Okay, I guess I do have a couple more minutes. The above post can be used as supplementary or comparative material regarding the placement/use in the home. I used to be with NASA’s shuttle/station mission operations group as well as a volunteer firefighter…so maybe I’m a bit picky about where I have my first aid kits, but here’s my scoop:
PLACEMENT: At table height or lower in/near the kitchen and another in the garage. Stand alone supplies (packs of bandages, antibiotic ointments, etc.) are in the bathroom.
USE: Typically for items beyond common cuts - probably injuries that would require gauze such as a burn or deep cut.

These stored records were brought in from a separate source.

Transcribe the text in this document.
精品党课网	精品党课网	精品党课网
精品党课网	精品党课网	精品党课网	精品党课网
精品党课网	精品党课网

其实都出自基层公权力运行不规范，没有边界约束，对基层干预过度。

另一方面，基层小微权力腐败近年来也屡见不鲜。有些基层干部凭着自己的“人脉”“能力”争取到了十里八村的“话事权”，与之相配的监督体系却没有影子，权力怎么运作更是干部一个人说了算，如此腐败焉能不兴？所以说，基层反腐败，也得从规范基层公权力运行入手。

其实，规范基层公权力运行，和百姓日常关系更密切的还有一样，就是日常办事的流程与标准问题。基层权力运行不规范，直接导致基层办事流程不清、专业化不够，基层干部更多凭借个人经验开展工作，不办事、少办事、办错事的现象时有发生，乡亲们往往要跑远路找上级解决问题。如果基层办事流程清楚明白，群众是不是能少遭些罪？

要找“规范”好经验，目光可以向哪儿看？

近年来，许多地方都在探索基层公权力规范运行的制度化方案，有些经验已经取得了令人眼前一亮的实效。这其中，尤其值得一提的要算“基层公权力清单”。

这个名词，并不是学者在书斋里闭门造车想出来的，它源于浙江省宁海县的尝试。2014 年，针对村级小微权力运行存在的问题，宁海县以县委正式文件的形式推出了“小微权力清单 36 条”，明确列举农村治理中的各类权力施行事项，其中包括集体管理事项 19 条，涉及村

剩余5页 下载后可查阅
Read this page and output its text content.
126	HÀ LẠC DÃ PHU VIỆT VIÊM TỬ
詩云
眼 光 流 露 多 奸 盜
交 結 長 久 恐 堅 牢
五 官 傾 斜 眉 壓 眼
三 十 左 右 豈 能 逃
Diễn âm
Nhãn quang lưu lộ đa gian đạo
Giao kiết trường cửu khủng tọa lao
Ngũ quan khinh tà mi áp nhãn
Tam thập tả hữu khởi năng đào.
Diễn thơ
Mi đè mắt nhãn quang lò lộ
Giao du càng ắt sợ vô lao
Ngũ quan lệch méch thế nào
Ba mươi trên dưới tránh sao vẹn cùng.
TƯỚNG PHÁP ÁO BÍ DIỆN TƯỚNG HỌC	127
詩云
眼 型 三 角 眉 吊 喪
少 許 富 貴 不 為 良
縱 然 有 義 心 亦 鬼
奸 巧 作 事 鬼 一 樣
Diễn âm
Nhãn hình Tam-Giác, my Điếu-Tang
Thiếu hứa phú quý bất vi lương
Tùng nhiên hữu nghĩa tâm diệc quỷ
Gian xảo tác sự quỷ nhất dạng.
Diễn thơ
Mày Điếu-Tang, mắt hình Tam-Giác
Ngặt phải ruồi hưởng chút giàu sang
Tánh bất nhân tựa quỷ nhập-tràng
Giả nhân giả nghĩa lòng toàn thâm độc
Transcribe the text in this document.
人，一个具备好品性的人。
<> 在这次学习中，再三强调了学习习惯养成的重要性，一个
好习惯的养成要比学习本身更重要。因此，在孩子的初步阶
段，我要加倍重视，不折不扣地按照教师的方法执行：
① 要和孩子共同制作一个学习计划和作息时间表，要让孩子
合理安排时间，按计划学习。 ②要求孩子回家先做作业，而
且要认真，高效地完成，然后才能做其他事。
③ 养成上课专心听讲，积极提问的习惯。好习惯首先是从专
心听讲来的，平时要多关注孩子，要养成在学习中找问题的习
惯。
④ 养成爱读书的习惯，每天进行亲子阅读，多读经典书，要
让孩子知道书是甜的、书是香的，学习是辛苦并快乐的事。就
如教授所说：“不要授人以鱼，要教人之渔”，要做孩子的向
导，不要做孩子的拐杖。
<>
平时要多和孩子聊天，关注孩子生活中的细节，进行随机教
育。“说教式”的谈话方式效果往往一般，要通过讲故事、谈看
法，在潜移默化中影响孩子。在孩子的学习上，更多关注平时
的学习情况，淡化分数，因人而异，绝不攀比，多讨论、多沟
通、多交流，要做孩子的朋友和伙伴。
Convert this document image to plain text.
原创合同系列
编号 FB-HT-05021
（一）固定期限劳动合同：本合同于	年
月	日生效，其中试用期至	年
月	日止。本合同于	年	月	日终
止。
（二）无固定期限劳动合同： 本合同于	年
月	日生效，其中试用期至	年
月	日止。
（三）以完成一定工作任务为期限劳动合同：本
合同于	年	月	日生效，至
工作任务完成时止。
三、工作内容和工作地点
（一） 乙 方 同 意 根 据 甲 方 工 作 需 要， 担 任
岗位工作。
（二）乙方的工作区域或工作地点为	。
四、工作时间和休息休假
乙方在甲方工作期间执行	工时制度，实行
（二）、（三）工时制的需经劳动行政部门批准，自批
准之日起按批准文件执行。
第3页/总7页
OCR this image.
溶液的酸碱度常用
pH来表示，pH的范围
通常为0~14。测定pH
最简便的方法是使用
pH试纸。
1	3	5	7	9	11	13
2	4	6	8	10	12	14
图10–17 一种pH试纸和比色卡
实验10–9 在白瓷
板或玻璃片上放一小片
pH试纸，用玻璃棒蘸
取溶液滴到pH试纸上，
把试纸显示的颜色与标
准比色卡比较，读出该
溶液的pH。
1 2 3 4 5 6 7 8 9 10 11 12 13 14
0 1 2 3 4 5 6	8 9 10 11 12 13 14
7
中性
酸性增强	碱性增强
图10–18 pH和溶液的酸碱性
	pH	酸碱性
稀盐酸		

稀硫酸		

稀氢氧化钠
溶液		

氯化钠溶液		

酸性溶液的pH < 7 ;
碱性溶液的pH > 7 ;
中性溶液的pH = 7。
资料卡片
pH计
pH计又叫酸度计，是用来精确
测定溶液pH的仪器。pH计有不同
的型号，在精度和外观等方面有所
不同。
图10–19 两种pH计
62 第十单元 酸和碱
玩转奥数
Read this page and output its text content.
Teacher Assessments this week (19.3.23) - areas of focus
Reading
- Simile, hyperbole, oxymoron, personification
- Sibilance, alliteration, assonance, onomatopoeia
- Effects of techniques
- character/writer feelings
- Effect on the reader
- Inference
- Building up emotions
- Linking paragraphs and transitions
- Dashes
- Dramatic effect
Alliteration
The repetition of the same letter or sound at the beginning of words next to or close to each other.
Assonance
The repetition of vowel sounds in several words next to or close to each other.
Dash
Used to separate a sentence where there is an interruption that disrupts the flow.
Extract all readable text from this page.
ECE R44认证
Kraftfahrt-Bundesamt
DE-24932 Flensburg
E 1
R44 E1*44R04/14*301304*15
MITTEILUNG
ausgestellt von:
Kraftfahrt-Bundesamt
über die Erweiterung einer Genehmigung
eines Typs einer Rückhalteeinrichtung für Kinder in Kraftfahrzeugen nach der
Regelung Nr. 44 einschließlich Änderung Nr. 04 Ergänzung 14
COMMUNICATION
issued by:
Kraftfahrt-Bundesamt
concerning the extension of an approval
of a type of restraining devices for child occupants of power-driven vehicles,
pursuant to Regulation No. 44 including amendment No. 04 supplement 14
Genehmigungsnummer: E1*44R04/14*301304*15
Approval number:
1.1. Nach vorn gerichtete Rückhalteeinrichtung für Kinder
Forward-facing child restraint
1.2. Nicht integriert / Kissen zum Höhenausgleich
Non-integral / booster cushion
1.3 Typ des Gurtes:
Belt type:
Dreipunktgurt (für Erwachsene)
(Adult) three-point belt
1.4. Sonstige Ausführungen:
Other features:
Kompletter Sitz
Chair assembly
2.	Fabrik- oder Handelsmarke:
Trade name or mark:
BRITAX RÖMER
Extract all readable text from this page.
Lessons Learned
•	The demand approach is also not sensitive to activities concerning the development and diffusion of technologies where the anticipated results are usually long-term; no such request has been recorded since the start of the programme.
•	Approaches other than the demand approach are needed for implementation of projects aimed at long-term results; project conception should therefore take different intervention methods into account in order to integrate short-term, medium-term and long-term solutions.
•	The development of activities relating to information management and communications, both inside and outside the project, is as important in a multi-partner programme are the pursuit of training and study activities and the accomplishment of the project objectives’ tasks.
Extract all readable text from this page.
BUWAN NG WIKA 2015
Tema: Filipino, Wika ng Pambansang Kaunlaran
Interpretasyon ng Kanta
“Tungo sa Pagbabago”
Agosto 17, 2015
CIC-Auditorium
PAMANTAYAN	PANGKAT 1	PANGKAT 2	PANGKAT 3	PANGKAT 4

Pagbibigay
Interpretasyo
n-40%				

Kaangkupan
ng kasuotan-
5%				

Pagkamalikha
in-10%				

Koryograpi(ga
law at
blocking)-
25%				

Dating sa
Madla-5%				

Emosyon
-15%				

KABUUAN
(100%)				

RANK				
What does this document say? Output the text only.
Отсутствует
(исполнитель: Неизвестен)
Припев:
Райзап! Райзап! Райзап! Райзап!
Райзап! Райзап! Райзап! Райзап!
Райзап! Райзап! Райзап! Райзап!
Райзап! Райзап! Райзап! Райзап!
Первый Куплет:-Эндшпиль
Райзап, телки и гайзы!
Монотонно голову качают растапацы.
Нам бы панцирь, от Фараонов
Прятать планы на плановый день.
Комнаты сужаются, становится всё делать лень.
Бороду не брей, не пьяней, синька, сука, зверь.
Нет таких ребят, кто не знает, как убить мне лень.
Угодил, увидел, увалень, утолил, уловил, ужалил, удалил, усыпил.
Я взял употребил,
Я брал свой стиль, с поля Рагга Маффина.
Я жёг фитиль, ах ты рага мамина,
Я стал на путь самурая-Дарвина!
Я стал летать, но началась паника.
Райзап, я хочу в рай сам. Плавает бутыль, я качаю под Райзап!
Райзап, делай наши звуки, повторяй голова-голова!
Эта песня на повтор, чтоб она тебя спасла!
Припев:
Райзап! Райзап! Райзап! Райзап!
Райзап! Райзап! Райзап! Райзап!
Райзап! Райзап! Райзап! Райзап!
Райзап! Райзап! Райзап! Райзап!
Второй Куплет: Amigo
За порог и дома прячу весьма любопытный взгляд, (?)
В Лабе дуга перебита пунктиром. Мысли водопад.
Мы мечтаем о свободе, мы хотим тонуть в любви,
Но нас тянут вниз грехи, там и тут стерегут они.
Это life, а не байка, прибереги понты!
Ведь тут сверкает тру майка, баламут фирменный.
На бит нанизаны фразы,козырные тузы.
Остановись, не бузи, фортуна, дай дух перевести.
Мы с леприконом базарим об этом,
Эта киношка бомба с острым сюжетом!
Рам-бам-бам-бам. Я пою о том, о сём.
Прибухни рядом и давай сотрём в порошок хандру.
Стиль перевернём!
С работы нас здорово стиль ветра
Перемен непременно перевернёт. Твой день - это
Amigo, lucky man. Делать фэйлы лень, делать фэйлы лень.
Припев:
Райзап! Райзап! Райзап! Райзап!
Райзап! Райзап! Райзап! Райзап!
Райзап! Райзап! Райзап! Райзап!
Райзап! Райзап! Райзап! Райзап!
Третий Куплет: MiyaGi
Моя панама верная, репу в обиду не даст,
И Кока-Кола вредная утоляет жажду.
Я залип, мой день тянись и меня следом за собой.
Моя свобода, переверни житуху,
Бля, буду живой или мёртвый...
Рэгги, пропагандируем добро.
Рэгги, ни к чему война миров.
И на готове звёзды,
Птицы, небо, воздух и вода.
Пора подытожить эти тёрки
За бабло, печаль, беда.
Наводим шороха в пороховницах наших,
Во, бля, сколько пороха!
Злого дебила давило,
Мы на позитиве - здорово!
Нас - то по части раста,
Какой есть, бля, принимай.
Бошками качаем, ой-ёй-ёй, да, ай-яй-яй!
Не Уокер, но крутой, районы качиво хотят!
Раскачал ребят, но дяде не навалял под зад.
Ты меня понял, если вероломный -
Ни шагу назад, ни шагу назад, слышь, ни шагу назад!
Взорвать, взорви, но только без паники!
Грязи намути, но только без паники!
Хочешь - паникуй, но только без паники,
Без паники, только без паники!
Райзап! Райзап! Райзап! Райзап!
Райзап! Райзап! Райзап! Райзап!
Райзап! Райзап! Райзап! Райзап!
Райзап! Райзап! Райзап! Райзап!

Also the kit is used to hold a elastic wrap (Ace bandage/wrap or similar) that comes in handy for joint injuries.
It is nice to see a good survey, most posted to this board are absolutely horrible. One suggestion for the future, in the question where you prioritize attributes of the product, I would also have the respondents weigh the value of each attribute. E.g. - How critical are High Quality Supplies, where 1 is not at all critical and and 7 is extremely critical. That information will assist in any future decision making process.
I’m done to. I mentioned it in my survey, but one of the most important things for me would be to make everything one handed use. When you cut yourself and your on your own, you have to apply pressure to the wound with one hand whilst trying to do everything else with the other. Anything fiddly is a complete pain. There was a guy who designed a plaster that could be applied with one hand for a competition called the ‘DBA design challenge’ a few years ago - very interesting result.
For this project I intentionally narrowed the scope to home use. However, I plan on looking at more extreme use case scenarios to potentially apply beneficial attributes back to my project. All of your suggestions are great, I’ll take them into account moving forward.
Thanks all for your feedback. Please keep them (along with survey responses) coming!
I did a really good (well i think so) re-design of the first aid kit for a portfolio to show when going to univerity.
I dont have a digital copy on me but perhaps you should think about the layout inside, identical packaging is very confusing when you are panicking. Try to make things openable and useable with one hand because if you cut the other you are stuffed with most normal bandage packaging.
Thanks again to everyone who submitted responses and gave some advice from experience! I created a follow-up based on a direction found in my initial feedback and would appreciate if you could fill this out as well. No worries if you didn’t complete the first survey.
I’ll share the final design after the semester is over…(8 more days!!)
Error on survey.
There is only a choice up to yearly for frequency of use. I’ve never used my first aid kits in the multiple years that I’ve owned them. Knock on wood I guess.
I just put yearly, but I don’t get messed up that much.
It would be nice to see something that can handle more severe cuts.